Draft Veto of the Bank Bill, 21 February 1791
Draft Veto of the Bank Bill
Feby. 21. 1791. Copy of a paper made out & sent to the President at his request, to be ready in case his judgment should finally decide agst. the Bill for incorporating a National Bank, the Bill being then before him.1
Gentlemen of the Senate
Having carefully examined and maturely considered the Bill entitled “An Act I am compelled by the conviction of my judgment and the duty of my Station to return the Bill to the House in which it originated with the following objections:
(if to the Constitutionality)
I object to the Bill because it is an essential principle of the Government that powers not delegated by the Constitution cannot be rightfully exercised; because the power proposed by the Bill to be exercised is not expressly delegated; and because I cannot satisfy myself that it results from any express power by fair and safe rules of implication.
(if to the merits alone or in addition)
I object to the Bill because it appears to be unequal between the public and the Institution in favor of the institution; imposing no conditions on the latter equivalent to the stipulations assumed by the former. (Quer. if this be within the intimation of the President.) I object to the Bill because it is in all cases the duty of the Government to dispense its benefits to individuals with as impartial a hand as the public interest will permit; and the Bill is in this respect unequal to individuals holding different denominations of public Stock and willing to become subscribers.
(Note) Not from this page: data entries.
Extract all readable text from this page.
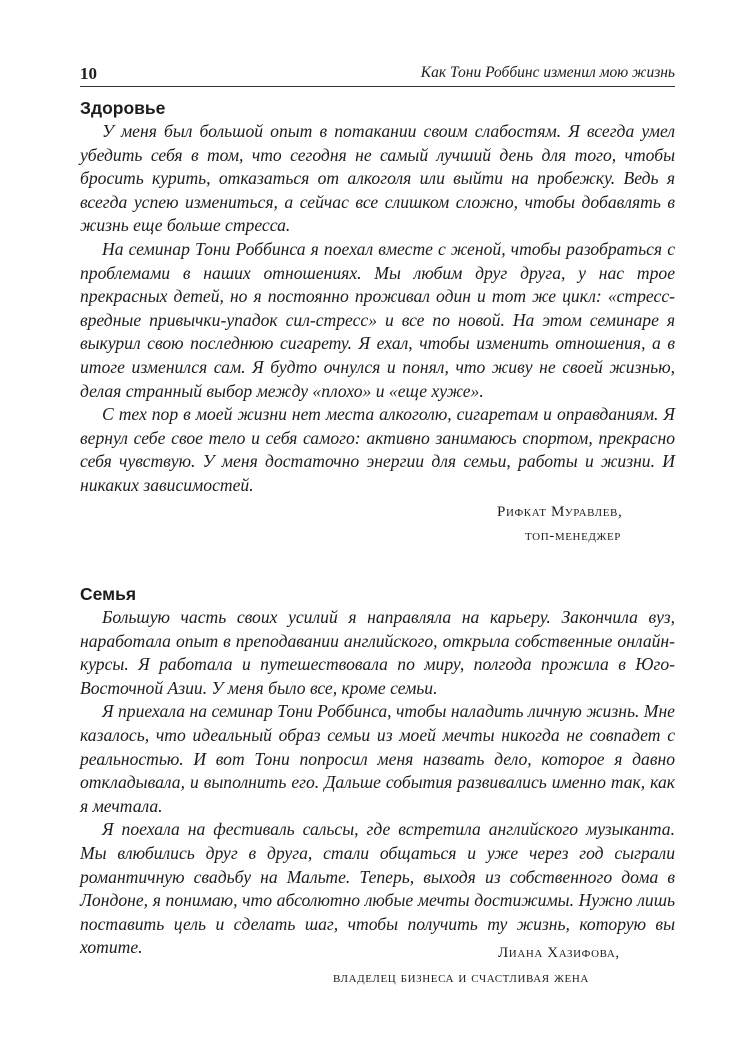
10	Как Тони Роббинс изменил мою жизнь
Здоровье

У меня был большой опыт в потакании своим слабостям. Я всегда умел убедить себя в том, что сегодня не самый лучший день для того, чтобы бросить курить, отказаться от алкоголя или выйти на пробежку. Ведь я всегда успею измениться, а сейчас все слишком сложно, чтобы добавлять в жизнь еще больше стресса.

На семинар Тони Роббинса я поехал вместе с женой, чтобы разобраться с проблемами в наших отношениях. Мы любим друг друга, у нас трое прекрасных детей, но я постоянно проживал один и тот же цикл: «стресс-вредные привычки-упадок сил-стресс» и все по новой. На этом семинаре я выкурил свою последнюю сигарету. Я ехал, чтобы изменить отношения, а в итоге изменился сам. Я будто очнулся и понял, что живу не своей жизнью, делая странный выбор между «плохо» и «еще хуже».

С тех пор в моей жизни нет места алкоголю, сигаретам и оправданиям. Я вернул себе свое тело и себя самого: активно занимаюсь спортом, прекрасно себя чувствую. У меня достаточно энергии для семьи, работы и жизни. И никаких зависимостей.

Рифкат Муравлев,
топ-менеджер
Семья

Большую часть своих усилий я направляла на карьеру. Закончила вуз, наработала опыт в преподавании английского, открыла собственные онлайн-курсы. Я работала и путешествовала по миру, полгода прожила в Юго-Восточной Азии. У меня было все, кроме семьи.

Я приехала на семинар Тони Роббинса, чтобы наладить личную жизнь. Мне казалось, что идеальный образ семьи из моей мечты никогда не совпадет с реальностью. И вот Тони попросил меня назвать дело, которое я давно откладывала, и выполнить его. Дальше события развивались именно так, как я мечтала.

Я поехала на фестиваль сальсы, где встретила английского музыканта. Мы влюбились друг в друга, стали общаться и уже через год сыграли романтичную свадьбу на Мальте. Теперь, выходя из собственного дома в Лондоне, я понимаю, что абсолютно любые мечты достижимы. Нужно лишь поставить цель и сделать шаг, чтобы получить ту жизнь, которую вы хотите.	Лиана Хазифова,
владелец бизнеса и счастливая жена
This objection lies with particular force against the early day appointed for opening subscriptions, which if these should be filled as quickly as may happen, amounts to an exclusion of those remote from the Government, in favor of those near enough to take advantage of the opportunity.2
FC (MB); Tr (DLC: James K. Polk Papers). JM docketed the FC: “paper made out Feby. 21. 1791. at the request of the President; whilst the Bank Bill was before him.” The Tr is docketed: “Copied by me 18 Oct. 1848 / J Knox Walker.” Walker, James K. Polk’s private secretary, made his copy from the FC at the time President Polk was preparing a veto message on an internal improvements bill. No doubt it was at this time that the FC was separated from the main body of JM’s papers, which had recently been turned over to the federal government (Allan Nevins, ed., Polk: The Diary of a President, 1845–1849 [New York, 1929], pp. 348–49; Rives, Life of Madison, III, 171 n.).
1. In a memorandum written after his retirement from public life, JM recalled the circumstances of this draft. President Washington, he then wrote, “held several free conversations with me on the Subject, in which he listened favorably as I thought to my views of it, but certainly without committing himself in any manner whatever.” At the time JM drafted the proposed veto message, Washington had already received opinions from Attorney General Randolph and Secretary of State Jefferson advising the president not to approve the bill, but Washington had not yet received Secretary of the Treasury Hamilton’s opinion urging acceptance of the measure (Fleet, “Madison’s ‘Detatched Memoranda,’” , 3d ser., III [1946], 542–43; Matthew St. Clair Clarke and David A. Hall, comps., Legislative and Documentary History of the Bank of the United States … [Washington, 1832], pp. 89–91, 91–94, 95–112; , XIX, 275–80; , VIII, 62–134). Kenneth R. Bowling argues that the constitutional scruples of JM, Jefferson, and other southerners masked a deeper fear that the bank bill might prevent the eventual location of the capital on the banks of the Potomac (“The Bank Bill, the Capital City and President Washington,” Capitol Studies, I [1972], 59–71).